I would much rather play or run an RPG that emulates welsh folktales or the works of Lewis Carroll, J. K. Rowling, and T.H. White then those of Terry Goodkind, Robert Jordan, or R. A. Salvatore.

Of all the authors of the fantastic that I enjoy and of all the worlds they have envisioned, none quite compare to L. Frank Baum and Oz. I designed and ran an Oz campaign once, many, many years ago and though short lived it definitely rocked. I have since been working on a new Oz game and 20 some odd years later I am still doing so.

Luckily for me (and for any of you with a similar interest), a very dedicated and talent fellow by the name of F. Douglas Wall is currently working on and soon to finish just such a game. Entitled, Adventures in Oz, the game is not far from being released with a pretty nifty cover and some really cool ideas. If you've been itching to game somewhere over the rainbow or just want to add something different to a fantasy game you're already playing, I highly recommend checking out his blog and related sites.

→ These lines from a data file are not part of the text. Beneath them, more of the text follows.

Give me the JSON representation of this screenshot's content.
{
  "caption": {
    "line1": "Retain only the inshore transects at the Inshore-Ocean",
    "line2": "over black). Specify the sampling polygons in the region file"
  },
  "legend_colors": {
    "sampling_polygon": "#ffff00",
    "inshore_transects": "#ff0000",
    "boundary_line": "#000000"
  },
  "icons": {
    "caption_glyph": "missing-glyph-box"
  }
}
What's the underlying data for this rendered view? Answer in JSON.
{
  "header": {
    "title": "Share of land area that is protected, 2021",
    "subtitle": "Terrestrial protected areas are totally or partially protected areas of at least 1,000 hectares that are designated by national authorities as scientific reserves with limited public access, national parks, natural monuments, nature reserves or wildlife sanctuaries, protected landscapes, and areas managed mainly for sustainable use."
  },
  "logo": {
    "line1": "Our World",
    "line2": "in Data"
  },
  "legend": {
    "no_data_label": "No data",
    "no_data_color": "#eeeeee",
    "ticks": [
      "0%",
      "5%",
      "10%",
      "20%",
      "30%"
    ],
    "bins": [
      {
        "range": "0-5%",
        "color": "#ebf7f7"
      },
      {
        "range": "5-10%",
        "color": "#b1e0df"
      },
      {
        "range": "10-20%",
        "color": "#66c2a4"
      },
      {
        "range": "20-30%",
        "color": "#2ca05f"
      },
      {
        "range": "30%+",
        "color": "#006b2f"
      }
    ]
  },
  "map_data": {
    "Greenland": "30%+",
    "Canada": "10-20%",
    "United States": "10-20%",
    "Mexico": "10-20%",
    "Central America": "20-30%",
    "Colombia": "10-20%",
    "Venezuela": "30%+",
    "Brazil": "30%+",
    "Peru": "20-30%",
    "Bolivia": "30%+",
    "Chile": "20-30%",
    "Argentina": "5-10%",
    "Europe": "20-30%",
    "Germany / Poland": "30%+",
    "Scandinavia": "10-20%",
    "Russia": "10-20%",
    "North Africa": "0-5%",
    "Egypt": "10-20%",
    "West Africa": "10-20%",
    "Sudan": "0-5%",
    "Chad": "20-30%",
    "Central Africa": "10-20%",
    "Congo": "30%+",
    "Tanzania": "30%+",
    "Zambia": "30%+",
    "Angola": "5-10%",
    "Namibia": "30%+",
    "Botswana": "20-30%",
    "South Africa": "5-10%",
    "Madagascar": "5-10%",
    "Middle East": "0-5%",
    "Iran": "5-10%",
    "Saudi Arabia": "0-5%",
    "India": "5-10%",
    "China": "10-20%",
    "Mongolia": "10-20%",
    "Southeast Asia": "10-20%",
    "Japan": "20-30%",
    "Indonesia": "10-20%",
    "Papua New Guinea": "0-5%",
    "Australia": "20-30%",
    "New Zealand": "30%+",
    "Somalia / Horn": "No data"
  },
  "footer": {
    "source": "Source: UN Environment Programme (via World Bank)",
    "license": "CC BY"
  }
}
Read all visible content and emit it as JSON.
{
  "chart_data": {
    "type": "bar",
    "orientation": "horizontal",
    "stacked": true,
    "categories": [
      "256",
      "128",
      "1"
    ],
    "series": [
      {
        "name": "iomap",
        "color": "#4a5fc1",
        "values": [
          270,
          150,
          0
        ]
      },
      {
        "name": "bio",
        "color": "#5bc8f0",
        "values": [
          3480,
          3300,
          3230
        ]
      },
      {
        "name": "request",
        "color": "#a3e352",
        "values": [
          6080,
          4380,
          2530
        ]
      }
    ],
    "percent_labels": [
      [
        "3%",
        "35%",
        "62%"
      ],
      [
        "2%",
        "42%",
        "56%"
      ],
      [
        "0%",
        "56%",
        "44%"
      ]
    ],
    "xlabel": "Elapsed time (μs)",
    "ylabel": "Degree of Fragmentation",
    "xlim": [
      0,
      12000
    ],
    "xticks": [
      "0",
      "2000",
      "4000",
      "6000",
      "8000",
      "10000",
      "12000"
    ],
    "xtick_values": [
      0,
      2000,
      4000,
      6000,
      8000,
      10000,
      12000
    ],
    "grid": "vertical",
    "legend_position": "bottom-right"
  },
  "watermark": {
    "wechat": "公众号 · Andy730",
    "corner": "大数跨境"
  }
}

Go and hear the Wizard discuss his project at the Royal Blog of Oz.

It's a Twister!

Barking Alien

Tuesday, September 1, 2009

Games of Future Past

Aldrin 'Buzz' Aw, a fantastic artist and an old and dear friend from my youth, sent me this picture which he dug up while excavating some ancient tomb no doubt...

What you are seeing is the flyer advertising my high school RPG club, circa 1985-1986, as evidenced by the 'Year of the PEGASUS' logo at the top. According the accompanying text, the club played Dungeons & Dragons, Star Trek, Star Wars, Champions, James Bond, Space Opera, Marvel Super Heroes, DC Heroes, Villains & Vigilantes and Many, Many More (says it right there, I didn't make it up).

The illustration by now professional comic book artist Aldrin Aw is very cool and reminiscent of the best Jeff Dee illustrations in my personal opinion. At the time this flyer was made, Aldrin and I would've been 16-17 years old.

Wow. Let's see if I can find more neat the Wayback Machine!